← Volver a perspectivasCompetencia en datos

La competencia en datos no es opcional: lo que todo educador necesita entender sobre IA

24 de marzo de 2026 · 5 min · Kairos Consulting

The misconception that is holding educators back

When we run AI literacy workshops in schools and universities, we ask participants at the start: "What do you think data literacy means?" The most common answers: "knowing how to use Excel," "understanding statistics," "being able to code."

All of those answers are wrong — at least, they are wrong for the purpose of working effectively in an AI-enabled institution.

Data literacy for educators is not a technical skill. It is a critical thinking skill. It is the ability to ask the right questions about information — where it came from, what it can and cannot tell you, and what might be missing. You do not need to be a data scientist. You need to be a thoughtful consumer of data — and a thoughtful skeptic of AI-generated outputs.

Five habits every educator needs to develop

1. Asking "how do we know?" This is the foundational reflex. Every time a number, a recommendation, or an insight is presented — whether from an AI system, a dashboard, or a consultant — the first question should be: how was this produced? What data went in? What assumptions were made? This is not cynicism. It is intellectual hygiene.

2. Understanding what data can and cannot tell you.

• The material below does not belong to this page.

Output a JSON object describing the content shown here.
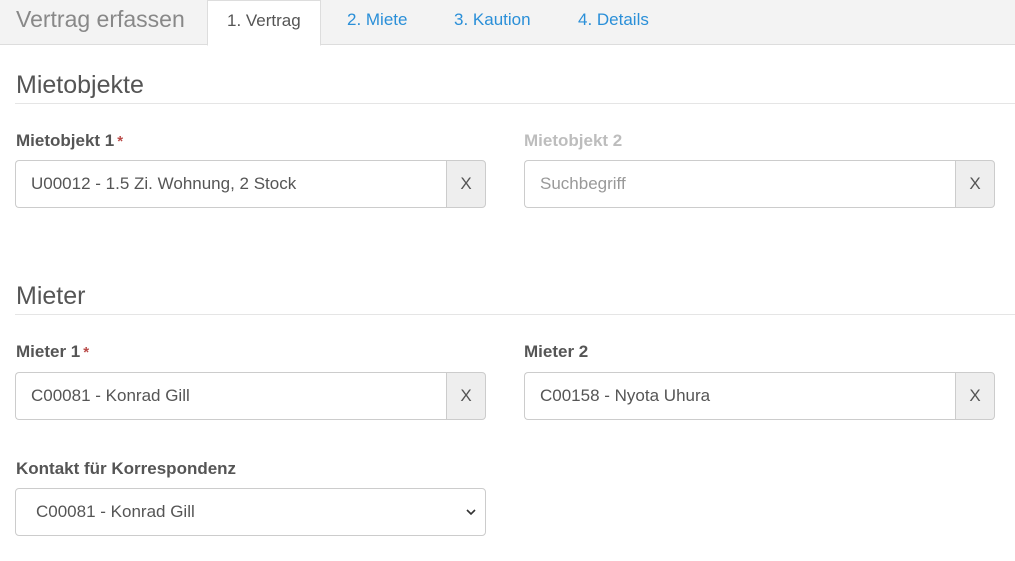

Data describes what happened. It does not always explain why. Correlation is not causation. Averages hide the full distribution. A student who scores 72% on every assessment is having a very different experience from one who scored 40% and then 100%. The average is the same. The story is completely different.

3. Knowing where your data comes from. Every dataset reflects the choices of whoever collected it. Which students were included? Which behaviors were tracked and which were not? An AI system trained on historical data will reproduce historical patterns — including historical biases. Understanding the provenance of data is not optional when that data is being used to make decisions about students.

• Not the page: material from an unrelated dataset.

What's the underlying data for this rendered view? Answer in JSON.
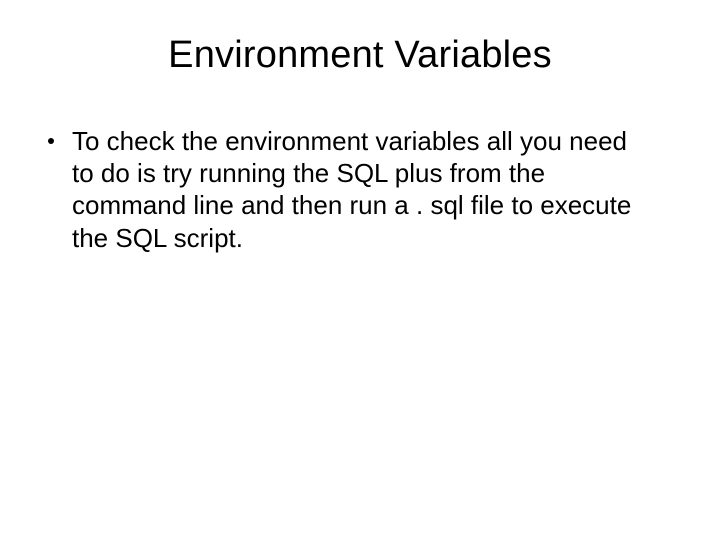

4. Reading outputs critically. AI systems produce outputs with confidence. They do not express uncertainty the way a human expert would. A language model generating a student report will write with the same fluency whether it is accurate or completely fabricated. Educators need to develop the habit of treating AI outputs as drafts, not decisions.

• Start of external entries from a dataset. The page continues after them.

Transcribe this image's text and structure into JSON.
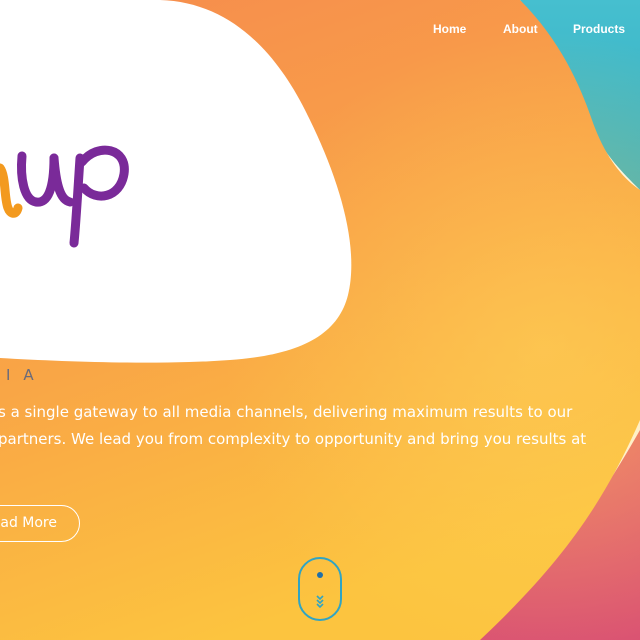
{
  "nav": {
    "items": [
      {
        "label": "Home"
      },
      {
        "label": "About"
      },
      {
        "label": "Products"
      }
    ]
  },
  "logo": {
    "wordmark": "up",
    "sub": "IA"
  },
  "hero": {
    "intro_lines": [
      "s a single gateway to all media channels, delivering maximum results to our",
      "partners. We lead you from complexity to opportunity and bring you results at"
    ],
    "read_more_label": "ead More"
  },
  "scroll_indicator": {
    "icon": "mouse-scroll-icon"
  },
  "colors": {
    "orange": "#f6924c",
    "yellow": "#fbc343",
    "teal": "#39b6c6",
    "pink": "#e0526e",
    "logo_purple": "#7a2a99",
    "logo_orange": "#f39a1f",
    "scroll_blue": "#2fa4c4"
  }
}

5. Asking what is missing. Every dataset represents a choice about what to measure — and therefore a choice about what not to measure. Student attendance is easy to track. Student belonging is not. When an AI system optimizes for what is measurable, it may systematically devalue what is not. Educators are in the best position to notice this — if they are looking for it.

Why this matters now

Educational institutions are deploying AI at a pace that is outrunning their capacity to evaluate it critically. Automated essay scoring. Predictive dropout models. Personalized learning platforms. Each of these systems makes assumptions, reflects biases, and has blind spots.

The educators who understand this — who can ask the right questions, push back on opaque outputs, and advocate for their students when a system gets it wrong — will be the most valuable people in any institution navigating this transition.

"An AI system is only as trustworthy as the data it was trained on and the process that governs its use. Every educator needs to be able to ask both of those questions — and understand the answers."

Data literacy is not a technical add-on. It is a professional requirement for working in education in 2026. The institutions that invest in building this capability across their entire staff — not just in their IT teams — will be the ones that deploy AI responsibly and effectively.